Ethan Hawke as King Aurvandil in
Ethan Hawke as King Aurvandil in “The Northman.”Aidan Monaghan/Focus Features

In developing the visual style of “The Northman,” Eggers — as is his habit — looked to the past. “All the great Soviet historical epics were major touchstones, as well as slow Hungarian cinema, weirdly enough,” Eggers said. Akira Kurosawa’s samurai masterpieces “were all watched carefully” for their “unparalleled” staging of action scenes, he added.

But not all of Eggers’ cinematic reference points were strictly from the art-house canon. He also leaned on memories of John Milius’ decidedly mainstream sword-and-sorcery cult classic “Conan the Barbarian,” one of the early 1980s he-man action spectacles that turned Arnold Schwarzenegger into an international superstar.
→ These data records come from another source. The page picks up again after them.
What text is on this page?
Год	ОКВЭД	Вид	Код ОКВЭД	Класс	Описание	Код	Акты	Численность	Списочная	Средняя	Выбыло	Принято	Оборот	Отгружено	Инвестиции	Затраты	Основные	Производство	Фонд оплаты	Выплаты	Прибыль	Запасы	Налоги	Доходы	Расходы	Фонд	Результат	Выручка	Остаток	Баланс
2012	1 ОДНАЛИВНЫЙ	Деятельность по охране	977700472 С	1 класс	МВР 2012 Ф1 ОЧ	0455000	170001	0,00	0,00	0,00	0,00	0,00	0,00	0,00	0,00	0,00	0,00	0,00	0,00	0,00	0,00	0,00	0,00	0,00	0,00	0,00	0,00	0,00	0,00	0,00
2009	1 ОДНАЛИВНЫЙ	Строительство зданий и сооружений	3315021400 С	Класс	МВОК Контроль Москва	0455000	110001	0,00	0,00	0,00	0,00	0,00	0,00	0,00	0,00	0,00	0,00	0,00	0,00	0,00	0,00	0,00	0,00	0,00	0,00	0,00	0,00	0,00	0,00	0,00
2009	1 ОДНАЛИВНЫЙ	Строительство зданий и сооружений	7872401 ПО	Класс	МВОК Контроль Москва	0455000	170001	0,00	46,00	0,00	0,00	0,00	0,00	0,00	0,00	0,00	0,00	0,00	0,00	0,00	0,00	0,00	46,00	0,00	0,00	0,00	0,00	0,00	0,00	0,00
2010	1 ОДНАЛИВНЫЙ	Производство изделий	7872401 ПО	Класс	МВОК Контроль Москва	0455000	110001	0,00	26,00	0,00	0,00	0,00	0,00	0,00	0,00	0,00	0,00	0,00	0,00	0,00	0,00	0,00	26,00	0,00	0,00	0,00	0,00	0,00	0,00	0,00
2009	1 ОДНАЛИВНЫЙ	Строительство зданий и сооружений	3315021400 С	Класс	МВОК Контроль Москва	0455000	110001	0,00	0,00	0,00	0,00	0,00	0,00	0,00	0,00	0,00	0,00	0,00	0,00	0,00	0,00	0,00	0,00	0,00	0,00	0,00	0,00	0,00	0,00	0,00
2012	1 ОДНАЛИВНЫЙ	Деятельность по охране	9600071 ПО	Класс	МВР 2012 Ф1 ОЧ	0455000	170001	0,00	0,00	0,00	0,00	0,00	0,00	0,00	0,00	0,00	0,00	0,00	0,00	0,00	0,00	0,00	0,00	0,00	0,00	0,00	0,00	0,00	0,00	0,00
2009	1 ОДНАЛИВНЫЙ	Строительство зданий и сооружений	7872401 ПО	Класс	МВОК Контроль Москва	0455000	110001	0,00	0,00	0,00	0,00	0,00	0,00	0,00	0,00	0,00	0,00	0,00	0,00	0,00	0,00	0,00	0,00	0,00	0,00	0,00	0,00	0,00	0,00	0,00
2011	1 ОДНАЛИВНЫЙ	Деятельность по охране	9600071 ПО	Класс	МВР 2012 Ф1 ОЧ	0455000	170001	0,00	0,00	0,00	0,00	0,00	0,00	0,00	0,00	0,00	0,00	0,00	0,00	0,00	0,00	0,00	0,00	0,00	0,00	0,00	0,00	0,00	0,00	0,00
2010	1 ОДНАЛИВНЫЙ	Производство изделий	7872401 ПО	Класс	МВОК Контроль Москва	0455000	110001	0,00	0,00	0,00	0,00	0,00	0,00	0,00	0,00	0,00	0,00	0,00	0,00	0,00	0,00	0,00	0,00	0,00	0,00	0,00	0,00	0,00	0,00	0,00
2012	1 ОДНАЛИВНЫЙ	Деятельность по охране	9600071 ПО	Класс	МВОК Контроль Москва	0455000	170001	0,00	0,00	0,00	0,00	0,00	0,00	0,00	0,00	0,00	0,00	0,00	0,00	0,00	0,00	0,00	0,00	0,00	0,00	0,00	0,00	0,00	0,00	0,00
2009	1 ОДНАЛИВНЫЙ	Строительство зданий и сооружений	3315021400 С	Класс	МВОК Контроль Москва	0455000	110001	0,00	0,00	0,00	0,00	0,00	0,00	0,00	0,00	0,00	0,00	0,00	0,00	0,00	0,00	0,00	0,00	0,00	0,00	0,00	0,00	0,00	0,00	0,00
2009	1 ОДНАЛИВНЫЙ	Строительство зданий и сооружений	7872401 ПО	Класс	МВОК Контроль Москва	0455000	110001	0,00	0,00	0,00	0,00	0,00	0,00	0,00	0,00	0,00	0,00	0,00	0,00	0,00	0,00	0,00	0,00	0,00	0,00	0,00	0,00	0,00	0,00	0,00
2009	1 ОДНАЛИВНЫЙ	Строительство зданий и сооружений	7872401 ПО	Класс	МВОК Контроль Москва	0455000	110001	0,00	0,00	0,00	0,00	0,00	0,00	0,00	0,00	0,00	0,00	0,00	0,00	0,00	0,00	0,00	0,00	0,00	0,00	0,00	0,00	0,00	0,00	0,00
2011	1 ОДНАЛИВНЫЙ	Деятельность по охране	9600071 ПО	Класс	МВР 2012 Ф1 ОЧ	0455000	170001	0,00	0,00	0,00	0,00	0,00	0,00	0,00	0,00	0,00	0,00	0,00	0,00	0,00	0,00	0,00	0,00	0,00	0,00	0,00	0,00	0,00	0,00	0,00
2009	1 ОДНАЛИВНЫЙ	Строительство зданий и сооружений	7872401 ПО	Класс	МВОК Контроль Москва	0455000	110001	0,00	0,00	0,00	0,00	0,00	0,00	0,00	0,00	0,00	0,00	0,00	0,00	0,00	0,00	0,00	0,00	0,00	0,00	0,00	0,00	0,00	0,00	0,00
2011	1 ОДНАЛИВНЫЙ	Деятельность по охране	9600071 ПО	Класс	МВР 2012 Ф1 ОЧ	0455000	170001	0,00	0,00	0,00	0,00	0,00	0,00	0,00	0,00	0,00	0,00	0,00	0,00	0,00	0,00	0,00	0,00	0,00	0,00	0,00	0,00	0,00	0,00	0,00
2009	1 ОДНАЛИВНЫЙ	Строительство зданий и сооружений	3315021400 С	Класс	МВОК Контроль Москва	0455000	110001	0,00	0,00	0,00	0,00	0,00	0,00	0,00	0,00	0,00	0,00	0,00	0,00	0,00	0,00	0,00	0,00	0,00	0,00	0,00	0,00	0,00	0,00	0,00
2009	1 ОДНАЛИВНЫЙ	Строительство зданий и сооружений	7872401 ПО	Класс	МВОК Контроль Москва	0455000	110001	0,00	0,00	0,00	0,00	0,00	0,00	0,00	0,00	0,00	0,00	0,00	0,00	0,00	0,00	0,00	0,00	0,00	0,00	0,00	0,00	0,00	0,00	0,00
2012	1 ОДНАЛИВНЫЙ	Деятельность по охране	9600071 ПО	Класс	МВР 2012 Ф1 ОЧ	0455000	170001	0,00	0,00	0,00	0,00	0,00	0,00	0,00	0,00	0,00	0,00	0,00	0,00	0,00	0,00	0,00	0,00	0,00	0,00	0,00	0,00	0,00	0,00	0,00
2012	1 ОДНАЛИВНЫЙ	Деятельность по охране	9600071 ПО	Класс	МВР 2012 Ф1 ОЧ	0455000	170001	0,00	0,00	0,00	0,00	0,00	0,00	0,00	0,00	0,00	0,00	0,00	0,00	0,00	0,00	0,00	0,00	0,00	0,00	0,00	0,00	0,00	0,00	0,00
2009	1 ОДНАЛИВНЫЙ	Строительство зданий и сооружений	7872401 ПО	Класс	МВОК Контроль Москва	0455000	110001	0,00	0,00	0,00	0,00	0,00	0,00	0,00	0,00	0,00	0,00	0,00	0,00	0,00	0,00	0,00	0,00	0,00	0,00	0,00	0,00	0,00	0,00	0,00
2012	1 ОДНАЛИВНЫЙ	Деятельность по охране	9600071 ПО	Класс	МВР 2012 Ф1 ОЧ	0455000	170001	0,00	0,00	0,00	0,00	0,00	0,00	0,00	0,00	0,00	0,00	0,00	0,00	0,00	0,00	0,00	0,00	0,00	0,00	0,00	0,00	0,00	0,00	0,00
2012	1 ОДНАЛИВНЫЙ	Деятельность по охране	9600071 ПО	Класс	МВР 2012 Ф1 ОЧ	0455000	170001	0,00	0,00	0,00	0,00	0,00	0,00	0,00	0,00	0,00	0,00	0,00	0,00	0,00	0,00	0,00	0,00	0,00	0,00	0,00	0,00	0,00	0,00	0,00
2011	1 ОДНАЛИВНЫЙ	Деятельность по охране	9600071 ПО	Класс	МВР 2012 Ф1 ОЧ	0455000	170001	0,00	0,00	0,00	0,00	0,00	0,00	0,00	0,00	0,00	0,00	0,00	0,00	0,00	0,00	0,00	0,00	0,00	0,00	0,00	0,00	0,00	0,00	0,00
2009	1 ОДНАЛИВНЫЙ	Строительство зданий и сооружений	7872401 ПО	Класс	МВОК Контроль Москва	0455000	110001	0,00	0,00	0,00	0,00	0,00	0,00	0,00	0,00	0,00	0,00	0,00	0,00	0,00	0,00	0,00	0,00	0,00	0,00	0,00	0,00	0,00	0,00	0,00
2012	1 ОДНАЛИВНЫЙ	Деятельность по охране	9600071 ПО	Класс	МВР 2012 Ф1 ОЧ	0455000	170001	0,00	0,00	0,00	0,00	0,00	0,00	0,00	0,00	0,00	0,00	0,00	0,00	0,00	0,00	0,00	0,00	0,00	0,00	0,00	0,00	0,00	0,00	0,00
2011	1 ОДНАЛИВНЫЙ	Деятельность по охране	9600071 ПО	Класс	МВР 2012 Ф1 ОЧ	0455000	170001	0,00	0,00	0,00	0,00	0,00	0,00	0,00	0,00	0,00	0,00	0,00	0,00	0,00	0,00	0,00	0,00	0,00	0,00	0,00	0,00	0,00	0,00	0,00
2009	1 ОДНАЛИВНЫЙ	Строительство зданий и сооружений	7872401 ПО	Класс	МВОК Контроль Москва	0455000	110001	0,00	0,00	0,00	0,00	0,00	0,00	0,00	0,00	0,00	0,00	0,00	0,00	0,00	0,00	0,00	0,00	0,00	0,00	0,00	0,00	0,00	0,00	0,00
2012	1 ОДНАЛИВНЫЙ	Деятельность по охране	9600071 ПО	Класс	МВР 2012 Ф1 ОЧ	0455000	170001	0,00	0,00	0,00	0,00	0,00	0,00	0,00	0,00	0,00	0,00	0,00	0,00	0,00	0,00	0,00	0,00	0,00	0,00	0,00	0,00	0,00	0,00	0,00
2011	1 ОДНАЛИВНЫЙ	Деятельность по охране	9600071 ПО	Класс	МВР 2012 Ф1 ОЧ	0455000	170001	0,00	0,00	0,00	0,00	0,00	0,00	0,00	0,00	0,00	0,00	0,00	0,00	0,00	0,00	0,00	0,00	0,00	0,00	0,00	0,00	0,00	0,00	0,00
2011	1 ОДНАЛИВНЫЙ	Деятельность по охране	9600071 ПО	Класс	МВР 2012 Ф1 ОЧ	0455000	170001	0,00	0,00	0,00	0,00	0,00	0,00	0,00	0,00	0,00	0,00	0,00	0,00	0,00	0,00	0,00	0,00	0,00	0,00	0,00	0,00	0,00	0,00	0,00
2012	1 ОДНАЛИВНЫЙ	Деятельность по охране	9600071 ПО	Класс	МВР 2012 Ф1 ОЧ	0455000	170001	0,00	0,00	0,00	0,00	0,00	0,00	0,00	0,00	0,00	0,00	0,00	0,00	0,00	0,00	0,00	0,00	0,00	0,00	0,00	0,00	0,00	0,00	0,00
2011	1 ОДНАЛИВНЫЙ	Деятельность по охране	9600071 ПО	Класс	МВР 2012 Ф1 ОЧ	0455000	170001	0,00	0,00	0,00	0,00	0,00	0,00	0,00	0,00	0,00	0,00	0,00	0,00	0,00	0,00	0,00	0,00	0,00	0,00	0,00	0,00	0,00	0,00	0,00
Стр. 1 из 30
“I watched that movie so much as a kid,” Eggers said. “We didn’t revisit that movie, but the movie’s presence is felt all over ‘The Northman’ — a handful of times deliberately, but a million times in general just because I’ve seen it so much.”

It’s my attempt at making a film for a broad audience.
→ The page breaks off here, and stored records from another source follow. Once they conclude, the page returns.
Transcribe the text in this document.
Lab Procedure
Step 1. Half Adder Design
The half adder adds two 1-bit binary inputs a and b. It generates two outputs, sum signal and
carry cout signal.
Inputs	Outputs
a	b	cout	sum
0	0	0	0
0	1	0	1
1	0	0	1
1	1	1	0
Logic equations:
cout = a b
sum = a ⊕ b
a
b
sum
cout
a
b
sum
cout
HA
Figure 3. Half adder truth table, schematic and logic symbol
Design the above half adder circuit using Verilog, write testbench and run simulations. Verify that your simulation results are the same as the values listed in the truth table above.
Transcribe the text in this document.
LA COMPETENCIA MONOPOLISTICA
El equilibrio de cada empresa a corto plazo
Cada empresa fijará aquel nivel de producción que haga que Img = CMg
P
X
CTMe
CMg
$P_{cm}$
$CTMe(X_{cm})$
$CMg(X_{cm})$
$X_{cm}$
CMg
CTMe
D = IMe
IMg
Robert Eggers on ‘The Northman’

Eggers has long dreamed of directing a remake of the 1922 silent film landmark “Nosferatu” by the German expressionist master FW Murnau. The project was announced in 2015, but it has since fallen apart twice. The pop singer Harry Styles was once attached to play a non-Dracula role in the film, but he reportedly dropped out.
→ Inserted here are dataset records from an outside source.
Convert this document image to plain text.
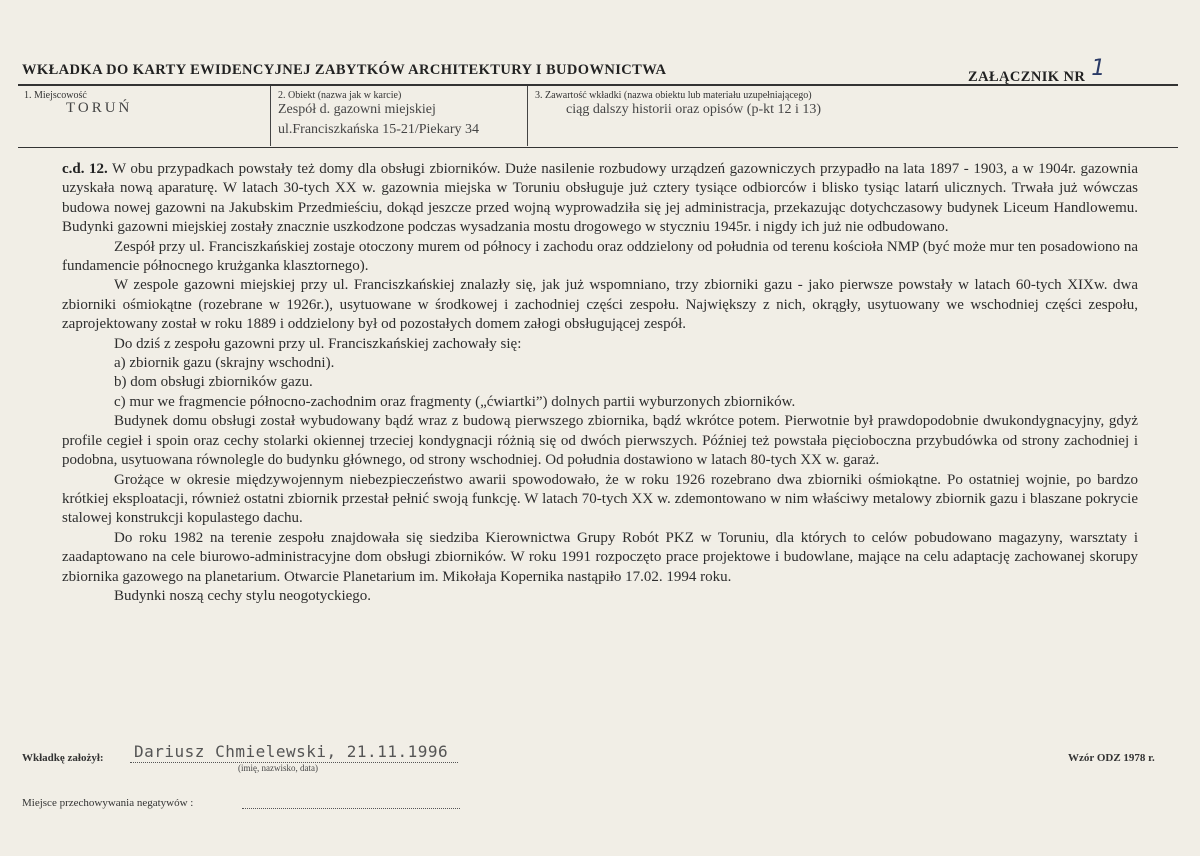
WKŁADKA DO KARTY EWIDENCYJNEJ ZABYTKÓW ARCHITEKTURY I BUDOWNICTWA	ZAŁĄCZNIK NR 1
1. Miejscowość
TORUŃ
2. Obiekt (nazwa jak w karcie)
Zespół d. gazowni miejskiej
ul.Franciszkańska 15-21/Piekary 34
3. Zawartość wkładki (nazwa obiektu lub materiału uzupełniającego)
ciąg dalszy historii oraz opisów (p-kt 12 i 13)

c.d. 12. W obu przypadkach powstały też domy dla obsługi zbiorników. Duże nasilenie rozbudowy urządzeń gazowniczych przypadło na lata 1897 - 1903, a w 1904r. gazownia uzyskała nową aparaturę. W latach 30-tych XX w. gazownia miejska w Toruniu obsługuje już cztery tysiące odbiorców i blisko tysiąc latarń ulicznych. Trwała już wówczas budowa nowej gazowni na Jakubskim Przedmieściu, dokąd jeszcze przed wojną wyprowadziła się jej administracja, przekazując dotychczasowy budynek Liceum Handlowemu. Budynki gazowni miejskiej zostały znacznie uszkodzone podczas wysadzania mostu drogowego w styczniu 1945r. i nigdy ich już nie odbudowano.

Zespół przy ul. Franciszkańskiej zostaje otoczony murem od północy i zachodu oraz oddzielony od południa od terenu kościoła NMP (być może mur ten posadowiono na fundamencie północnego krużganka klasztornego).

W zespole gazowni miejskiej przy ul. Franciszkańskiej znalazły się, jak już wspomniano, trzy zbiorniki gazu - jako pierwsze powstały w latach 60-tych XIXw. dwa zbiorniki ośmiokątne (rozebrane w 1926r.), usytuowane w środkowej i zachodniej części zespołu. Największy z nich, okrągły, usytuowany we wschodniej części zespołu, zaprojektowany został w roku 1889 i oddzielony był od pozostałych domem załogi obsługującej zespół.

Do dziś z zespołu gazowni przy ul. Franciszkańskiej zachowały się:

a) zbiornik gazu (skrajny wschodni).

b) dom obsługi zbiorników gazu.

c) mur we fragmencie północno-zachodnim oraz fragmenty („ćwiartki”) dolnych partii wyburzonych zbiorników.

Budynek domu obsługi został wybudowany bądź wraz z budową pierwszego zbiornika, bądź wkrótce potem. Pierwotnie był prawdopodobnie dwukondygnacyjny, gdyż profile cegieł i spoin oraz cechy stolarki okiennej trzeciej kondygnacji różnią się od dwóch pierwszych. Później też powstała pięcioboczna przybudówka od strony zachodniej i podobna, usytuowana równolegle do budynku głównego, od strony wschodniej. Od południa dostawiono w latach 80-tych XX w. garaż.

Grożące w okresie międzywojennym niebezpieczeństwo awarii spowodowało, że w roku 1926 rozebrano dwa zbiorniki ośmiokątne. Po ostatniej wojnie, po bardzo krótkiej eksploatacji, również ostatni zbiornik przestał pełnić swoją funkcję. W latach 70-tych XX w. zdemontowano w nim właściwy metalowy zbiornik gazu i blaszane pokrycie stalowej konstrukcji kopulastego dachu.

Do roku 1982 na terenie zespołu znajdowała się siedziba Kierownictwa Grupy Robót PKZ w Toruniu, dla których to celów pobudowano magazyny, warsztaty i zaadaptowano na cele biurowo-administracyjne dom obsługi zbiorników. W roku 1991 rozpoczęto prace projektowe i budowlane, mające na celu adaptację zachowanej skorupy zbiornika gazowego na planetarium. Otwarcie Planetarium im. Mikołaja Kopernika nastąpiło 17.02. 1994 roku.

Budynki noszą cechy stylu neogotyckiego.

Wkładkę założył: Dariusz Chmielewski, 21.11.1996
(imię, nazwisko, data)
Wzór ODZ 1978 r.
Miejsce przechowywania negatywów :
“Murnau’s film changed my entire life and cemented my desire to be a film director. I wonder if the ghost of Murnau is telling me that, as much as I like that film, maybe I don’t have the right to remake it,” Eggers said ruefully.

Eggers would not be the first filmmaker to return to the disorienting world of “Nosferatu.” The daring German auteur Werner Herzog made “Nosferatu the Vampyre” in 1979. Yet Eggers, a keen and respectful student of film history, wondered if Herzog might have been more suited to update a German film classic for a new era.

“Maybe we don’t need another ‘Nosferatu,’ as painful as that might be for me,” Eggers said.